Undue Focus on Marks is Hurting Students
Success in Indian education, particularly at school level, is measured almost entirely in terms of marks obtained in some tests. A key goal of school education is to facilitate getting good higher education opportunities. And in India the higher education opportunities are almost entirely based on marks in class XII or some admission test like JEE. So, naturally, students, schools, and parents work towards maximizing marks in these exams in order to maximize their expected outcome. It is clear that focus on marks in Class XII and entrance tests is a good strategy for achieving the goal of good higher education opportunity.
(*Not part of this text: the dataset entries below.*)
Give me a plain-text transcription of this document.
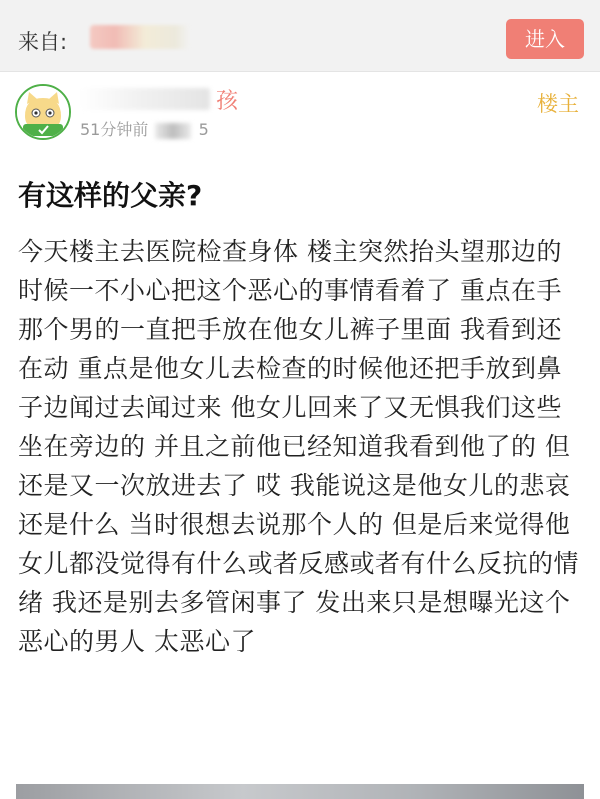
来自:	进入
孩
51分钟前	5
楼主
有这样的父亲?

今天楼主去医院检查身体 楼主突然抬头望那边的时候一不小心把这个恶心的事情看着了 重点在手 那个男的一直把手放在他女儿裤子里面 我看到还在动 重点是他女儿去检查的时候他还把手放到鼻子边闻过去闻过来 他女儿回来了又无惧我们这些坐在旁边的 并且之前他已经知道我看到他了的 但还是又一次放进去了 哎 我能说这是他女儿的悲哀还是什么 当时很想去说那个人的 但是后来觉得他女儿都没觉得有什么或者反感或者有什么反抗的情绪 我还是别去多管闲事了 发出来只是想曝光这个恶心的男人 太恶心了
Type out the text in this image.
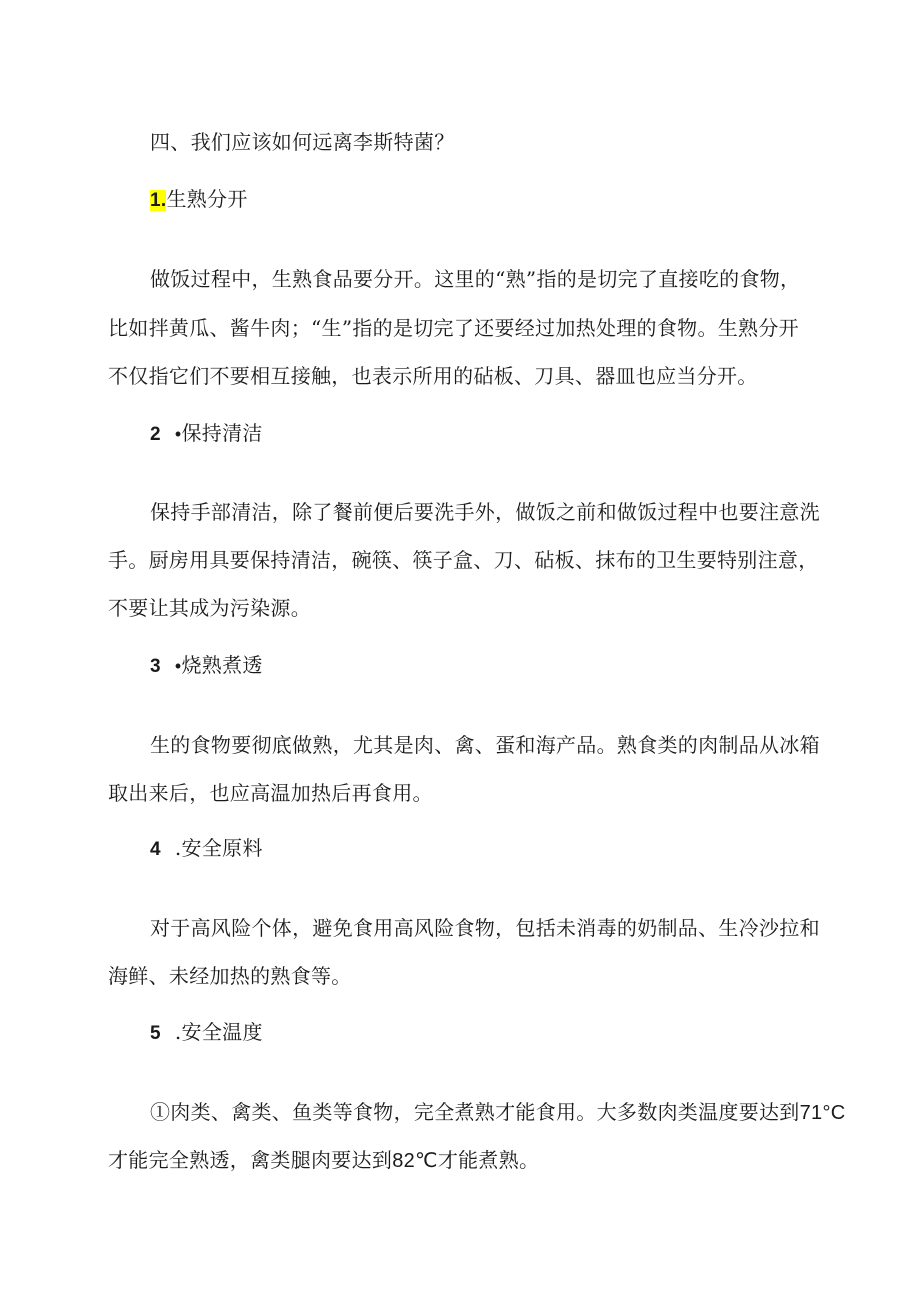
四、我们应该如何远离李斯特菌？
1.生熟分开
做饭过程中，生熟食品要分开。这里的“熟”指的是切完了直接吃的食物，
比如拌黄瓜、酱牛肉；“生”指的是切完了还要经过加热处理的食物。生熟分开
不仅指它们不要相互接触，也表示所用的砧板、刀具、器皿也应当分开。
2 •保持清洁
保持手部清洁，除了餐前便后要洗手外，做饭之前和做饭过程中也要注意洗
手。厨房用具要保持清洁，碗筷、筷子盒、刀、砧板、抹布的卫生要特别注意，
不要让其成为污染源。
3 •烧熟煮透
生的食物要彻底做熟，尤其是肉、禽、蛋和海产品。熟食类的肉制品从冰箱
取出来后，也应高温加热后再食用。
4 .安全原料
对于高风险个体，避免食用高风险食物，包括未消毒的奶制品、生冷沙拉和
海鲜、未经加热的熟食等。
5 .安全温度
①肉类、禽类、鱼类等食物，完全煮熟才能食用。大多数肉类温度要达到71°C
才能完全熟透，禽类腿肉要达到82℃才能煮熟。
However, in colleges, particularly professional education institutions, the scenario changes completely – good marks/grades do not necessarily help in achieving the desired goals of college education. And actually, undue focus on marks can actually hurt the chances of achieving the desired goals. One of the desired outcomes for professional education like engineering degree is to get good placement. Almost all companies, when they come for campus placement, conduct rigorous tests and interviews – all focusing around students’ skills, knowledge, and ability. As companies are making substantial investment in the person they recruit, they spend a lot of time evaluating students rigorously, and are indeed able to separate students with better skills and knowledge from others. Almost all the companies that I have interacted with (and it is quite a few) when pointing out deficiencies in students mention shortcomings in knowledge and understanding which they uncover through their tests and interviews. (E.g. “does not have deep understanding of programming/algorithms/systems…”.) They never talk about grades and are never impressed just by the CGPA (I have yet to find anyone saying, “vow the student has a great CGPA, we will hire him/her”.) So, it is clear that for achieving a main goal of professional education, namely getting good placement, it is the knowledge and skills that matter – marks are at best an initial reflection of that. Students with better understanding, knowledge, and skills are the ones who will get the placements they desire. Now let me come back to the topic of this note – how undue focus on marks hurts. Students, in an attempt to get better marks, often resort to:
Cheating in assignments/projects – assignments and projects are important instruments of learning in professional education..
Shallow learning – students learn just to give the test and get marks. Such learning does not improve the understanding/knowledge and never lasts.
As assignments and proejcts are always done in an unsupervised setting, in pursuit of marks, students often cheat (copy from friends, internet,…). Instead of struggling to solve these themselves, a struggle which is essential for developing the understanding as well as the capability of solving problems, students give up easily or take the easy way out. But this “easy way out” can at best get some marks – not for learning. There is NO easy way out for learning – knowledge and skills have to be acquired by the student him/herself – nobody can do the learning for someone else, and there is no royal road to learning. And shallow or passive learning may get marks, but certainly does not help develop deep knowledge or understanding that will last, or that will help in developing problem solving abilities. Any interviewer will be easily able to judge after spending some time with the student, that the understanding is shallow and bookish. To summarize, if a student wants higher education to help them achieve their goals in life, they must get out of the school mindset of focusing on marks and must focus on learning. Only with good learning can objectives/goals of higher education be met. I would like to add, however, that if a student learns well and deeply, good grades will come – I have never seen a student who has good understanding of the different subjects in his program and ends up with poor CGPA.